Human Rights Lawyers call on Trudeau and RCMP to protect Secwepemc activists from pipeline workers

Letter highlights confrontations, attacks and harassment involving workers and security

Human Rights Lawyers call on Trudeau and RCMP to protect Secwepemc activists from pipeline workers
Eugene Kung, West Coast Environmental Law

Human rights lawyers, organizations, authors and representatives of Indigenous peoples sent an open letter to Prime Minister Justin Trudeau and Royal Canadian Mounted Police Deputy Commissioner Jennifer Strachan, urging Canada to fulfill the demands of the United Nations Commission on the Elimination of Racial Discrimination (CERD) to stop construction of the Trans Mountain Pipeline immediately.

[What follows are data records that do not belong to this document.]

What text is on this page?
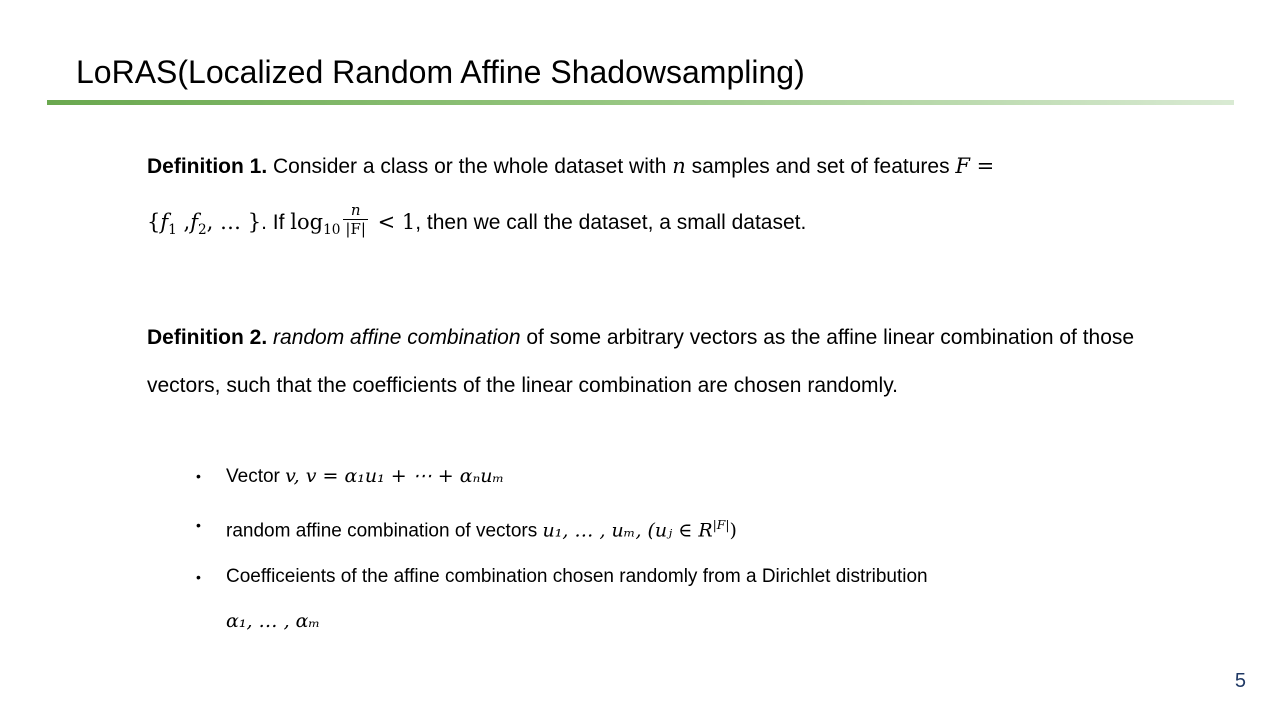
LoRAS(Localized Random Affine Shadowsampling)
Definition 1. Consider a class or the whole dataset with n samples and set of features F =
{$f_1$ $,f_2$, … }. If $\log_{10} \frac{n}{|F|} < 1$, then we call the dataset, a small dataset.
Definition 2. random affine combination of some arbitrary vectors as the affine linear combination of those vectors, such that the coefficients of the linear combination are chosen randomly.
• Vector v, v = α₁u₁ + ⋯ + αₙuₘ
• random affine combination of vectors u₁, … , uₘ, (uⱼ ∈ $R^{|F|}$)
• Coefficeients of the affine combination chosen randomly from a Dirichlet distribution
α₁, … , αₘ
5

The letter follows the recent surveillance by Trans Mountain pipeline workers on Tiny House Warriors Camp (THW) near Blue River, British Columbia. It highlights confrontations, including attacks and harassment targeting defenders of Secwepemc lands by pipeline and security personnel, and details the severity of hostility between the Pipeline workers and the Secwepemc community. 

“We are deeply concerned about the escalation of intimidation and surveillance of land defenders at the THW camp and in particular the many gender-based threats and acts of violence they have experienced both online and in person,” said the letter.

“We urge you to heed the decision of the UN Committee for the Elimination of Racial Discrimination and immediately suspend permits and halt construction until the Secwepemc people give their free, prior and informed consent to the pipeline expansion, and to remove associated security and surveillance technologies from Secwepemc lands.”

The Tiny House Warriors (THW) is a group of Indigenous land defenders who collectively oppose the continued expansion of the Trans Mountain Pipeline (TMX) through the territories of Secwepemc in B.C. The camp near Blue River is one region the THW have reclaimed native lands to uphold their opposition to the pipeline and construction work camps to accommodate temporary pipeline workers, the letter said.

On July 23, 2021, approximately 50 pipeline workers and security personnel arrived at the THW village site. The letter states that they dismantled THW camp security, including an installation of red dresses drawing attention to the epidemic of Indigenous missing and murdered women and girls. They built steel fences and concrete barriers in its place, effectively blocking THW’s access to the road and their primary source of water (Blue River).

Pipeline workers installed remote-operated surveillance towers metres from THW sleeping quarters anchored with a pneumatic mast, two-way transmission antennas, LED floodlights, loudspeakers, robotic zoom cameras and fixed sensors with technologies including night-vision cameras, thermal imaging cameras, and motion detection, said the letter.

“We don’t know exactly what they are gathering with these cameras; we don’t know technologically if it is their facial recognition as an infrared, what types of images they’re capturing and with whom they’re sharing this information,” says Eugene Kung, a lawyer at West Coast Environmental Law, who recently visited the THW site.

The invasion of the THW camp by pipeline workers follows orders from the Oil and Gas Commission to resume work on the Trans Mountain Pipeline Project, notwithstanding that in Canada and internationally, Secwepemc land defenders have raised concerns about sexual assault, violence and substance abuse associated with these industrial work camps and their opposition to them on their Indigenous lands. 

The letter further raised concerns about the ongoing surveillance, profiling, and criminalization by the RCMP and private security firms on the THW, citing a total of 15 arrests, including the arrest of Kanahus Manuel on October 19, 2019, in which RCMP pushed Manuel to the ground, and broke her wrist. It also documents an incident on April 19, 2020, where four people attacked the camp, hijacking a truck and crashing it into the barricades and a home where people took shelter. 

Following the 2019 THW report documenting their harassment and criminalization before the United Nations Commission on the Elimination of Racial Discrimination (CERD), the CERD urged Canada on two occasions to cease construction of the Trans Mountain Pipeline Expansion project, cancel all permits until the Secwepemc people give consent, and withdraw RCMP police services from Indigenous lands.

“Canada is yet to provide information on measures taken to address the concerns raised by the UN Committee,” the letter states.

Kung says the “24/7 surveillance” perpetuates a long history of criminalizing Indigenous peoples and is very concerning. 

Kung says Indigenous peoples are criminalized for following precise orders from the Supreme Court of Canada that said they need to do to maintain their rights and title by using and occupying their land. “But of course, when that happens and it is an inconvenience to resource project like a pipeline, then suddenly, these folks become criminalized again and that’s a double standard.”

He says the constant surveillance of Indigenous people affects their mental health and well-being, physical safety, and quality of life.

“It’s a massive invasion, intrusion of privacy and something that all Canadians should be concerned about regardless of how you feel about a pipeline or any project.”